At the heart of the issue was a dispute between the parties over the expertise of MGA’s in-house IT team. Counsel for Cabo Concepts accused Fieldfisher and its in-house document review provider, Condor Alternative Legal Solutions of “inadequate supervision of the e-disclosure process.” The court agreed noting that Fieldfisher “ought to have applied a more rigorous approach to examining the assurances from its client that it had the necessary expertise.”
The judge explained, “This lack of supervision appears to lie at the root of the problems that then occurred, not least because, as it turns out, MGA’s in-house IT team did not have the necessary levels of experience or knowledge of best practice required for the conduct of a substantial disclosure exercise of this type, involving in excess of 1 million documents.”
Of additional concern to the court was that Fieldfisher did not question the information they received from MGA as to the expertise of its IT team and nor did they instruct an e-disclosure expert (whether Condor or anyone else) to consider the approach that MGA intended to take to the identification and collection of documents and whether that approach was in accordance with best practice.
Smith J stated in her judgment that the identification of an email that was not disclosed should have, a the very least, prompted the law firm to re-run that data collection. The court noted that given Fieldfisher’s responsibility to ensure the preservation of data, it ought to have been aware of the detail of the litigation holds put in place by their client and, if it had, there would have been no question of forming the view that the re-run might not reveal the missing email.
The judge ordered that Cabo should have its costs on account in the amount of 45% of its total legal costs incurred in preparation for the trial. As the total cost of the preparation was £1,285,431.49, MGA Entertainment was ordered to pay Cabo £578,444.17.

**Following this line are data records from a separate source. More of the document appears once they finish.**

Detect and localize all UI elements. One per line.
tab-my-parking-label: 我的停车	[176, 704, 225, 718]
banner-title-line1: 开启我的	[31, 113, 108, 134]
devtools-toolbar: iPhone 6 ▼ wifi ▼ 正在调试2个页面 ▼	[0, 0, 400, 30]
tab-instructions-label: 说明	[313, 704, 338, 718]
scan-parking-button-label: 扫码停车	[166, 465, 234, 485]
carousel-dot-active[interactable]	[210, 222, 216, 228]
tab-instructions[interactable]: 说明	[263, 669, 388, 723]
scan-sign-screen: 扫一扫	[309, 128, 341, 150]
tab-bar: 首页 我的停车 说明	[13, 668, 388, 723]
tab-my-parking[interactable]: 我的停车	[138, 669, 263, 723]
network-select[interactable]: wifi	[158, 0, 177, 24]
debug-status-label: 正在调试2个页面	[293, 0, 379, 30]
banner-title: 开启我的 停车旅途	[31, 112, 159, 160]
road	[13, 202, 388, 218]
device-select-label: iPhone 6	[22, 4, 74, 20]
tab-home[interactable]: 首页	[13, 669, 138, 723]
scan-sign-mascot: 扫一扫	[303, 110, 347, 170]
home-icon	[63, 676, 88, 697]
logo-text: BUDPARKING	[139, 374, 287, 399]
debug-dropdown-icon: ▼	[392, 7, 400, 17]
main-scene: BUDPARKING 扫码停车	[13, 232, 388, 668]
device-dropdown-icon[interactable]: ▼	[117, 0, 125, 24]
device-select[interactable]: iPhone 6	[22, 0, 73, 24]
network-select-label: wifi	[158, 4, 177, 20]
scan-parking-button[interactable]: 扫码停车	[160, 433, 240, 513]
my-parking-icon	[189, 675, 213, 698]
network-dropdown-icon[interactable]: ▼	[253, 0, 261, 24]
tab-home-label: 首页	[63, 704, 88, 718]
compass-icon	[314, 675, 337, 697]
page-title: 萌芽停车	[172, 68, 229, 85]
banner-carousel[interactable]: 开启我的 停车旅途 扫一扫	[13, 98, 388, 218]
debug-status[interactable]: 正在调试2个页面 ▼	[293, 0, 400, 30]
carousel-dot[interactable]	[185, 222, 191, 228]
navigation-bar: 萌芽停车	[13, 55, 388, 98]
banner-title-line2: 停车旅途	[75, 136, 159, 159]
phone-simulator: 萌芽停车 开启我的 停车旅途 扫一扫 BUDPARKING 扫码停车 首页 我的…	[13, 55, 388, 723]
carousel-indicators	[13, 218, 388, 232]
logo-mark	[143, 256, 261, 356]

Courts are consistently holding up e-discovery best practices as the standard to which counsel and parties in a litigation must adhere to. It is clear from this decision that courts expect legal advisors to have the expertise to advise their clients on the e-discovery process or at minimum to diligently supervise external vendors with appropriate expertise. The decision also highlighted the potential risks of having internal IT teams lead the e-discovery process when it may not be IT’s true area of expertise. Data identification, collection, processing and analysis can be tricky. Not having the right expertise in place can clearly be a costly mistake.